Bazen korkunç olaylar, güzellikler doğurur ya. Savaş ve
Meryem de tam olarak bu aslında. Onca kötülüğün içinden doğan parıltı, ışıltı.
Her şeye inat, en çok Oktay Şahin’e inat. Güzel kaldılar, güzel oldular ve
güzellikleri bizi sardı.
Meryem’in kendisine bile itiraf edemediği kırıklarını bir bir
Savaş’a anlatması… Saçlarımı çekme bir daha, demesi, derken ki naifliği Meryem’i Meryem
yapıyor. Genelde daha sert, daha özgüvenli, daha keskin karakterleri seven ben
bile Meryem’in masumluğu karşısında ona sarılma isteğimi bastıramıyorum. Çok zaman
oldu elbette, konuş artık, diye sitem ettiğim ama biliyordum Meryem bu yükün
ağırlığını herkesten çok hissediyordu.
Savaş’ın korumacılığı sevdiği herkese… Güçlü’ye, Naz’a, Gül annesine,
hatta pek anlaşamadığı Tülin’e bile. Savaş sevdiği herkesin üzerinde elini
tutuyor, hepsinin huzuru için uğraşıyor. Hiç tahmin etmediği, ummadığı Meryem
bile aslında masum olduğunu öğrendiği andan itibaren onun için korunması
gereken biri haline geldi.
Küçük, sıradan anları daha çok severim büyük göze sokulan olaylardan.
Savcı, Meryem’e saldırdığında Savaş’ın Meryem’in halini görüp onun üzerine
gitmekten çekinerek ona hırkasını giydirdiği an onların arasındaki anlar arasında
ilk beşimde olabilir. O kadar saf bir korumacılık vardı ki o anda… İçime işlemişti.
Hele bir de Meryem’in üzerinde, Savaş’ın bordo hırkasının büyük duruşu. Savaş
yerine önce o hırka sarmalamıştı sanki ürkek ve kırılgan bedenini.

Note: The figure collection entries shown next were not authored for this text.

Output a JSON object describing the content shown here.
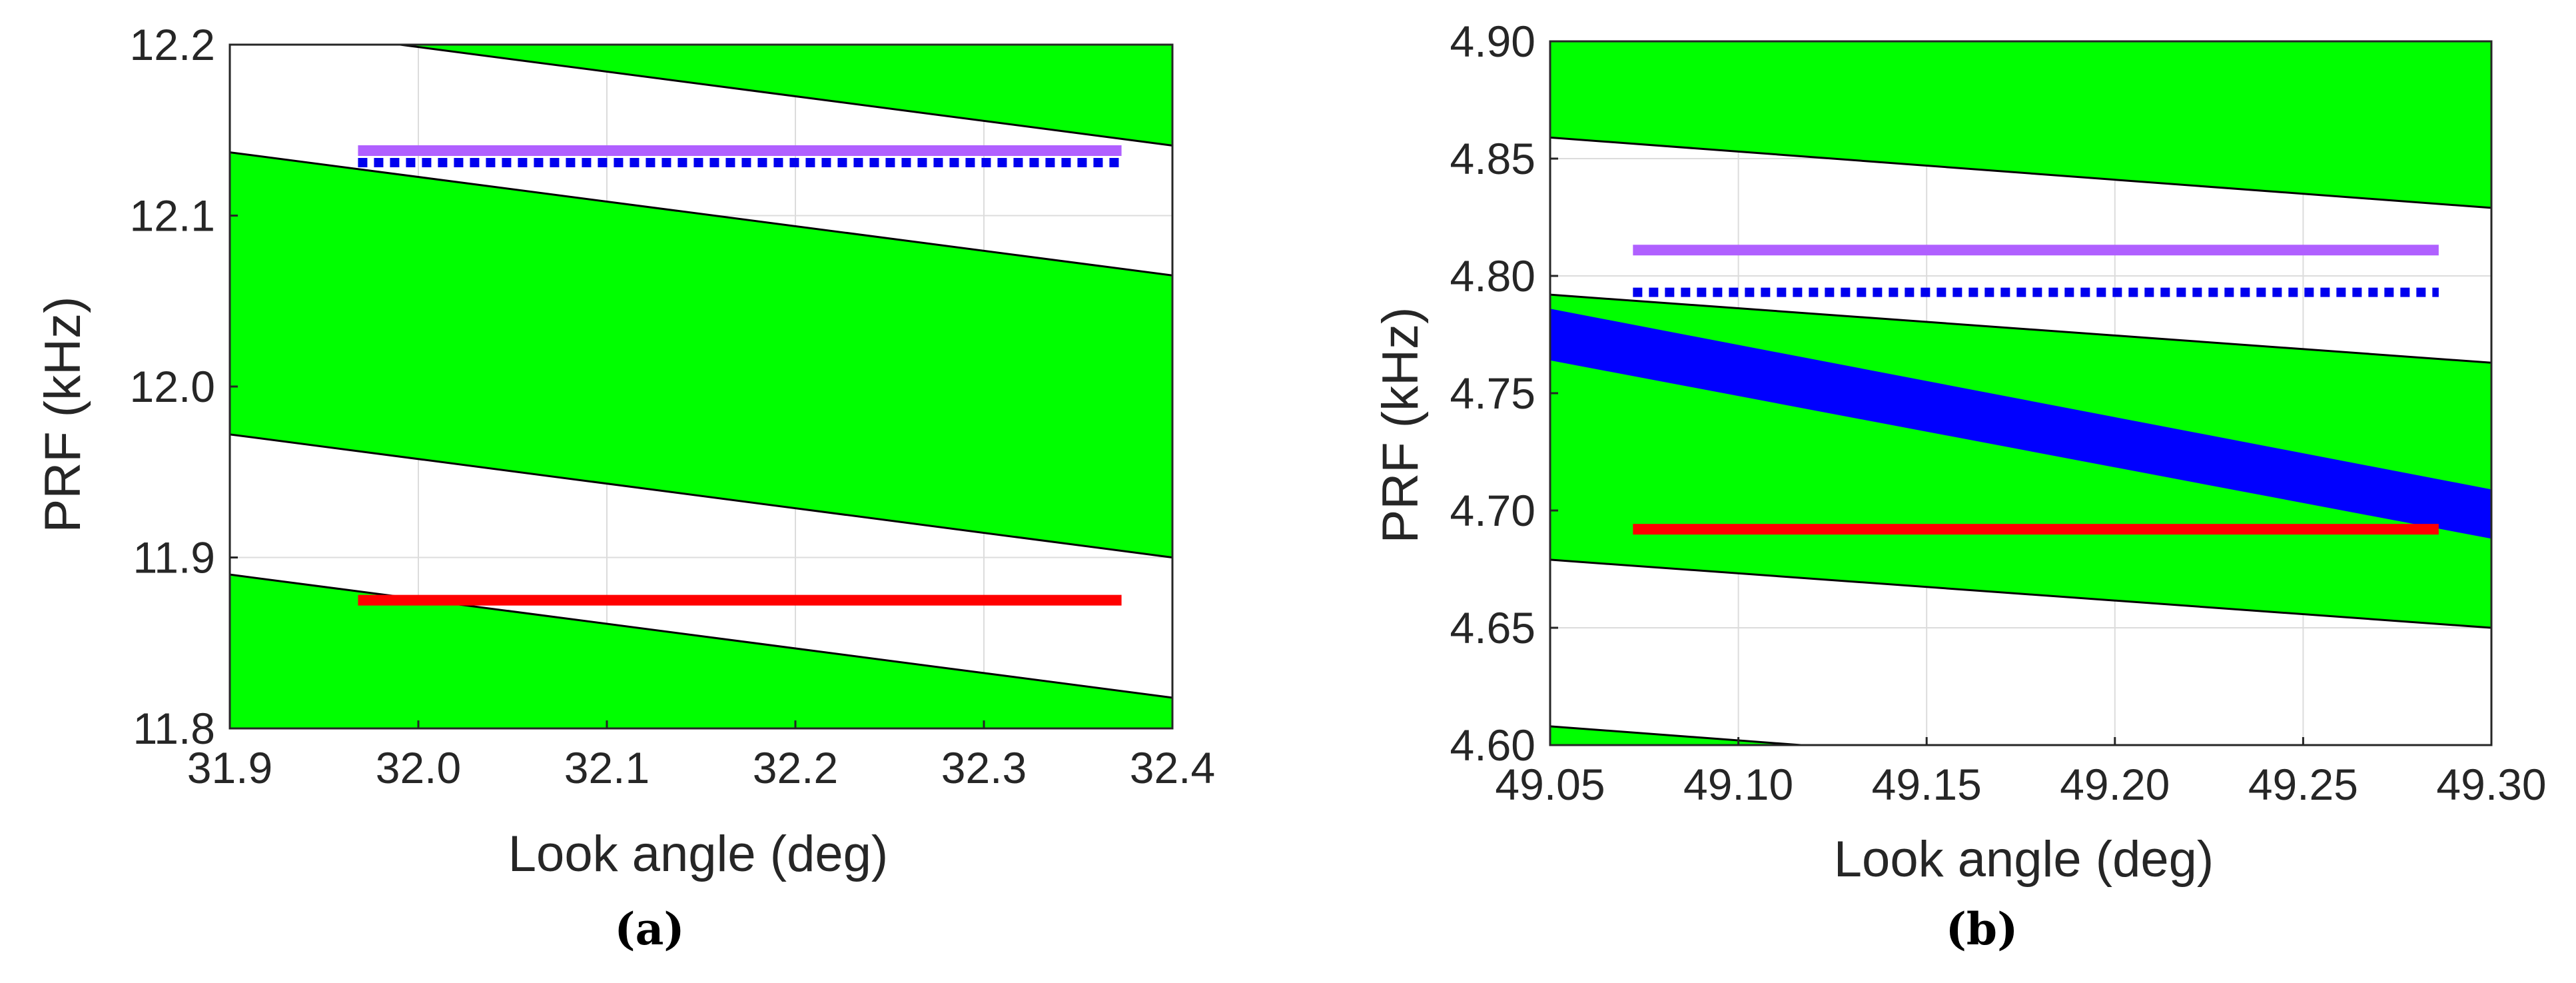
{
  "colors": {
    "feasible": "#00ff00",
    "nadir_band": "#0000ff",
    "purple_line": "#b060ff",
    "blue_dotted": "#0000ee",
    "red_line": "#ff0000",
    "boundary": "#000000",
    "grid": "#dcdcdc"
  },
  "chart_data": [
    {
      "id": "a",
      "type": "area",
      "caption": "(a)",
      "xlabel": "Look angle (deg)",
      "ylabel": "PRF (kHz)",
      "xlim": [
        31.9,
        32.4
      ],
      "ylim": [
        11.8,
        12.2
      ],
      "xticks": [
        31.9,
        32.0,
        32.1,
        32.2,
        32.3,
        32.4
      ],
      "xtick_labels": [
        "31.9",
        "32.0",
        "32.1",
        "32.2",
        "32.3",
        "32.4"
      ],
      "yticks": [
        11.8,
        11.9,
        12.0,
        12.1,
        12.2
      ],
      "ytick_labels": [
        "11.8",
        "11.9",
        "12.0",
        "12.1",
        "12.2"
      ],
      "grid": true,
      "green_bands": [
        {
          "lower": [
            [
              31.9,
              11.7
            ],
            [
              32.4,
              11.7
            ]
          ],
          "upper": [
            [
              31.9,
              11.89
            ],
            [
              32.4,
              11.818
            ]
          ]
        },
        {
          "lower": [
            [
              31.9,
              11.972
            ],
            [
              32.4,
              11.9
            ]
          ],
          "upper": [
            [
              31.9,
              12.137
            ],
            [
              32.4,
              12.065
            ]
          ]
        },
        {
          "lower": [
            [
              31.9,
              12.213
            ],
            [
              32.4,
              12.141
            ]
          ],
          "upper": [
            [
              31.9,
              12.3
            ],
            [
              32.4,
              12.3
            ]
          ]
        }
      ],
      "blue_bands": [],
      "lines": [
        {
          "name": "purple",
          "style": "solid",
          "y": 12.138,
          "x": [
            31.968,
            32.373
          ]
        },
        {
          "name": "blue-dotted",
          "style": "dotted",
          "y": 12.131,
          "x": [
            31.968,
            32.373
          ]
        },
        {
          "name": "red",
          "style": "solid",
          "y": 11.875,
          "x": [
            31.968,
            32.373
          ]
        }
      ]
    },
    {
      "id": "b",
      "type": "area",
      "caption": "(b)",
      "xlabel": "Look angle (deg)",
      "ylabel": "PRF (kHz)",
      "xlim": [
        49.05,
        49.3
      ],
      "ylim": [
        4.6,
        4.9
      ],
      "xticks": [
        49.05,
        49.1,
        49.15,
        49.2,
        49.25,
        49.3
      ],
      "xtick_labels": [
        "49.05",
        "49.10",
        "49.15",
        "49.20",
        "49.25",
        "49.30"
      ],
      "yticks": [
        4.6,
        4.65,
        4.7,
        4.75,
        4.8,
        4.85,
        4.9
      ],
      "ytick_labels": [
        "4.60",
        "4.65",
        "4.70",
        "4.75",
        "4.80",
        "4.85",
        "4.90"
      ],
      "grid": true,
      "green_bands": [
        {
          "lower": [
            [
              49.05,
              4.5
            ],
            [
              49.3,
              4.5
            ]
          ],
          "upper": [
            [
              49.05,
              4.608
            ],
            [
              49.3,
              4.578
            ]
          ]
        },
        {
          "lower": [
            [
              49.05,
              4.679
            ],
            [
              49.3,
              4.65
            ]
          ],
          "upper": [
            [
              49.05,
              4.792
            ],
            [
              49.3,
              4.763
            ]
          ]
        },
        {
          "lower": [
            [
              49.05,
              4.859
            ],
            [
              49.3,
              4.829
            ]
          ],
          "upper": [
            [
              49.05,
              5.0
            ],
            [
              49.3,
              5.0
            ]
          ]
        }
      ],
      "blue_bands": [
        {
          "lower": [
            [
              49.05,
              4.764
            ],
            [
              49.3,
              4.688
            ]
          ],
          "upper": [
            [
              49.05,
              4.786
            ],
            [
              49.3,
              4.709
            ]
          ]
        }
      ],
      "lines": [
        {
          "name": "purple",
          "style": "solid",
          "y": 4.811,
          "x": [
            49.072,
            49.286
          ]
        },
        {
          "name": "blue-dotted",
          "style": "dotted",
          "y": 4.793,
          "x": [
            49.072,
            49.286
          ]
        },
        {
          "name": "red",
          "style": "solid",
          "y": 4.692,
          "x": [
            49.072,
            49.286
          ]
        }
      ]
    }
  ]
}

Bir sen bir ben, kalalım böylece.
Bunca zaman tutulan, geriye itilen, susulan, kaçılan ne varsa bir el tutuşunda, bir dudakların buluşmasında dışa vurdu. Meryem gitme dedi elini tutarak Savaş’ın, Savaş teslim oldu Meryem’e.
Artık hiçbir şeyin önemi yok, onlar bir arada ve kimsenin
gücü yetmeyecek bunu bitirmeye. Meryem Savaş’tan önce kimseyi sevmedi, bu
konuda Savaş’a sonsuz katılıyorum ama Savaş? Savaş kıskanç bakışları ile “Sen
benden önce kimseyi sevmedin.” dediğinden beri, peki ya sen, diyorum. Peki ya
sen Savaş?
Savaş sevdi… Sevmemesi gerektiğinden değil de bunun hesabı
sorulamayacağından Savaş’a bir miktar kırıldım. Çünkü Meryem ona, sen benden
önce kimseyi sevmedin, diyemez. Çünkü biliyor ki sevdi. Sevinç’in varlığı
olmasaydı Savaş ve Meryem de olmayacak. Belki başka bir yerde, başka bir
zamanda… Belki. Sevinç’in hayaleti hiçbir zaman aralarında olmadı zaten. Hep savcının
gizemi vardı onların arasında. Sadece Savaş’ın rüyasında Sevinç ve Meryem
vardı. Onun dışında var ama yokmuş gibiydi. Meryem soramayacağından sanırım ya
da bunu dert edemeyeceğinden ben edindim biraz.
Yeni bölümde bizi birçok güzellik bekliyor. Deniz kenarında
huzurlu Savaş&Meryem bekliyor. Gözlerindeki parıltı, gülüşlerindeki heyecan
hiç solmasın istiyorum ama solacak biliyorum. Elleri bir yolunu bulup hep
birbirlerini tutacaktır buna inanıyorum ve buna güveniyorum. Çok zorlu
yollardan, çok büyük kayıplardan geçtiler de geldiler bugüne. Onlar birbirine
artık ev, yuva. Onlar birbirlerine artık aile. Meryem her düştüğünde, her
savrulduğunda, her yalnız kaldığında. Olsun, Savaş var diyordum. Artık resmi
olarak Savaş var. Tutacak onu büyük elleriyle, hiç bırakmayacak, biliyorum.
Gelecek bölümü heyecanla, hatta aşkla bekliyorum. Sonunda
mutlu Savaş ve Meryem izleyecek olmak paha biçilemez. Aşk ile kalsınlar, hep.